L'absence d'anticipation risque d'entraîner une « souffrance sociale massive », prévient le Dr Jean-Marie Vetel, président du Syndicat national de gérontologie clinique. Dénonçant de nouveau, dans un manifeste clair et argumenté (1), les dysfonctionnements actuels de la prise en charge des personnes âgées et s'inquiétant que l'impact du doublement de la population des plus de 80 ans entre 2004 et 2020 soit mal mesuré, le syndicat préconise 33 mesures d'urgence « pour faire face ».

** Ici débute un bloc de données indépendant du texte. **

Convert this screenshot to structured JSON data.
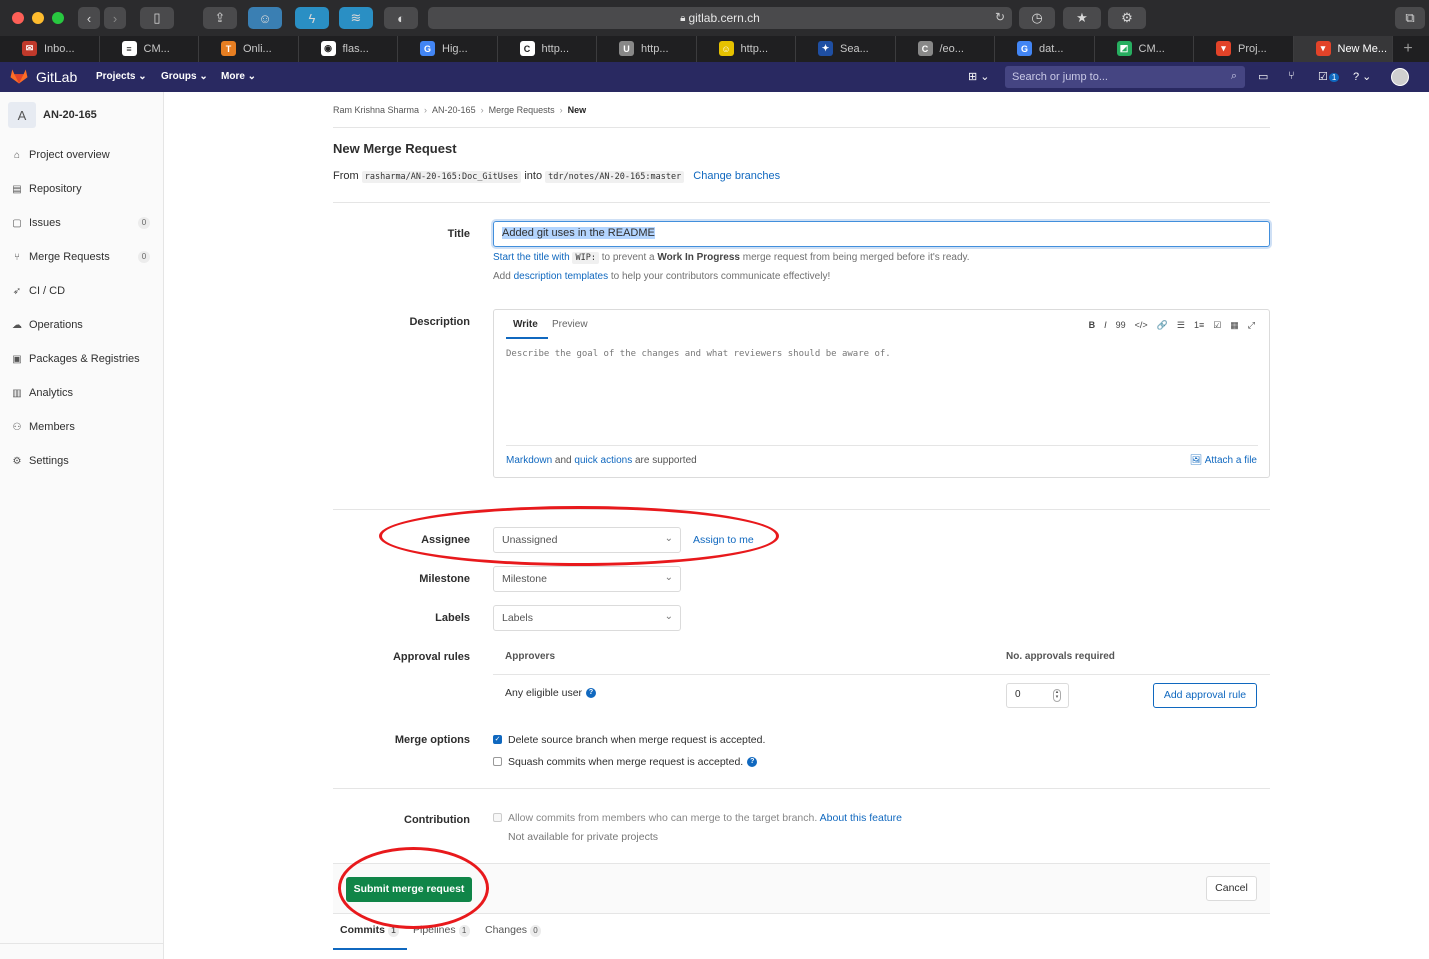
{
  "browser": {
    "url": "gitlab.cern.ch",
    "tabs": [
      {
        "label": "Inbo...",
        "icon": "mail-icon",
        "color": "#c0392b"
      },
      {
        "label": "CM...",
        "icon": "document-icon",
        "color": "#ffffff"
      },
      {
        "label": "Onli...",
        "icon": "t-icon",
        "color": "#e67e22"
      },
      {
        "label": "flas...",
        "icon": "github-icon",
        "color": "#ffffff"
      },
      {
        "label": "Hig...",
        "icon": "google-icon",
        "color": "#4285f4"
      },
      {
        "label": "http...",
        "icon": "cds-icon",
        "color": "#ffffff"
      },
      {
        "label": "http...",
        "icon": "u-icon",
        "color": "#888888"
      },
      {
        "label": "http...",
        "icon": "smiley-icon",
        "color": "#e6c200"
      },
      {
        "label": "Sea...",
        "icon": "eu-icon",
        "color": "#1f4fa3"
      },
      {
        "label": "/eo...",
        "icon": "c-icon",
        "color": "#888888"
      },
      {
        "label": "dat...",
        "icon": "google-icon",
        "color": "#4285f4"
      },
      {
        "label": "CM...",
        "icon": "cm-icon",
        "color": "#27ae60"
      },
      {
        "label": "Proj...",
        "icon": "gitlab-icon",
        "color": "#e24329"
      },
      {
        "label": "New Me...",
        "icon": "gitlab-icon",
        "color": "#e24329"
      }
    ]
  },
  "gitlab_nav": {
    "brand": "GitLab",
    "menus": [
      "Projects",
      "Groups",
      "More"
    ],
    "search_placeholder": "Search or jump to...",
    "todo_count": "1"
  },
  "sidebar": {
    "project_initial": "A",
    "project_name": "AN-20-165",
    "items": [
      {
        "label": "Project overview",
        "icon": "home-icon"
      },
      {
        "label": "Repository",
        "icon": "book-icon"
      },
      {
        "label": "Issues",
        "icon": "issues-icon",
        "badge": "0"
      },
      {
        "label": "Merge Requests",
        "icon": "merge-request-icon",
        "badge": "0"
      },
      {
        "label": "CI / CD",
        "icon": "rocket-icon"
      },
      {
        "label": "Operations",
        "icon": "cloud-icon"
      },
      {
        "label": "Packages & Registries",
        "icon": "package-icon"
      },
      {
        "label": "Analytics",
        "icon": "chart-icon"
      },
      {
        "label": "Members",
        "icon": "users-icon"
      },
      {
        "label": "Settings",
        "icon": "gear-icon"
      }
    ]
  },
  "breadcrumbs": [
    "Ram Krishna Sharma",
    "AN-20-165",
    "Merge Requests",
    "New"
  ],
  "page": {
    "title": "New Merge Request",
    "from_label": "From",
    "source_branch": "rasharma/AN-20-165:Doc_GitUses",
    "into_label": "into",
    "target_branch": "tdr/notes/AN-20-165:master",
    "change_branches": "Change branches"
  },
  "form": {
    "title_label": "Title",
    "title_value": "Added git uses in the README",
    "wip_help_link": "Start the title with",
    "wip_code": "WIP:",
    "wip_help_rest": "to prevent a",
    "wip_bold": "Work In Progress",
    "wip_help_end": "merge request from being merged before it's ready.",
    "templates_pre": "Add",
    "templates_link": "description templates",
    "templates_post": "to help your contributors communicate effectively!",
    "description_label": "Description",
    "tab_write": "Write",
    "tab_preview": "Preview",
    "toolbar_tools": [
      "B",
      "I",
      "99",
      "</>",
      "🔗",
      "☰",
      "1≡",
      "☑",
      "▦",
      "⤢"
    ],
    "description_placeholder": "Describe the goal of the changes and what reviewers should be aware of.",
    "md_link": "Markdown",
    "md_and": "and",
    "qa_link": "quick actions",
    "md_supported": "are supported",
    "attach_file": "Attach a file",
    "assignee_label": "Assignee",
    "assignee_value": "Unassigned",
    "assign_to_me": "Assign to me",
    "milestone_label": "Milestone",
    "milestone_value": "Milestone",
    "labels_label": "Labels",
    "labels_value": "Labels",
    "approval_label": "Approval rules",
    "approvers_header": "Approvers",
    "approvals_required_header": "No. approvals required",
    "any_eligible_user": "Any eligible user",
    "approvals_value": "0",
    "add_approval_rule": "Add approval rule",
    "merge_options_label": "Merge options",
    "delete_source_branch": "Delete source branch when merge request is accepted.",
    "delete_source_checked": true,
    "squash_commits": "Squash commits when merge request is accepted.",
    "squash_checked": false,
    "contribution_label": "Contribution",
    "allow_commits": "Allow commits from members who can merge to the target branch.",
    "about_feature": "About this feature",
    "not_available": "Not available for private projects",
    "submit": "Submit merge request",
    "cancel": "Cancel"
  },
  "bottom_tabs": [
    {
      "label": "Commits",
      "count": "1"
    },
    {
      "label": "Pipelines",
      "count": "1"
    },
    {
      "label": "Changes",
      "count": "0"
    }
  ],
  "colors": {
    "nav_bg": "#292961",
    "link": "#1068bf",
    "submit_green": "#108548",
    "annotation_red": "#e8191c"
  }
}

Rappelant que « les personnes âgées dans leur ensemble se portent bien, de mieux en mieux », et que la plupart aspirent à vieillir à domicile et à y terminer leurs jours, les gériatres dénoncent d'abord l'insuffisance quantitative et qualitative du soutien à domicile. Pour eux, le médecin généraliste devrait être formé et rémunéré comme coordonnateur d'une « équipe soignante et sociale compétente et en effectif suffisant pour assurer la continuité des interventions ». Ce qui suppose la création de 70 000 places en services de soins à domicile (au lieu des 20 000 prévues d'ici à 2008) et la professionnalisation des services d'aide dont les agents, sélectionnés « sur leur empathie pour les personnes âgées », devraient se voir ensuite garantir l'accès à la qualification. Le syndicat demande aussi la création de 5 000 places d'hébergement temporaire et de 10 000 places de jour dans les maisons de retraite de proximité afin de permettre aux familles aidantes de souffler.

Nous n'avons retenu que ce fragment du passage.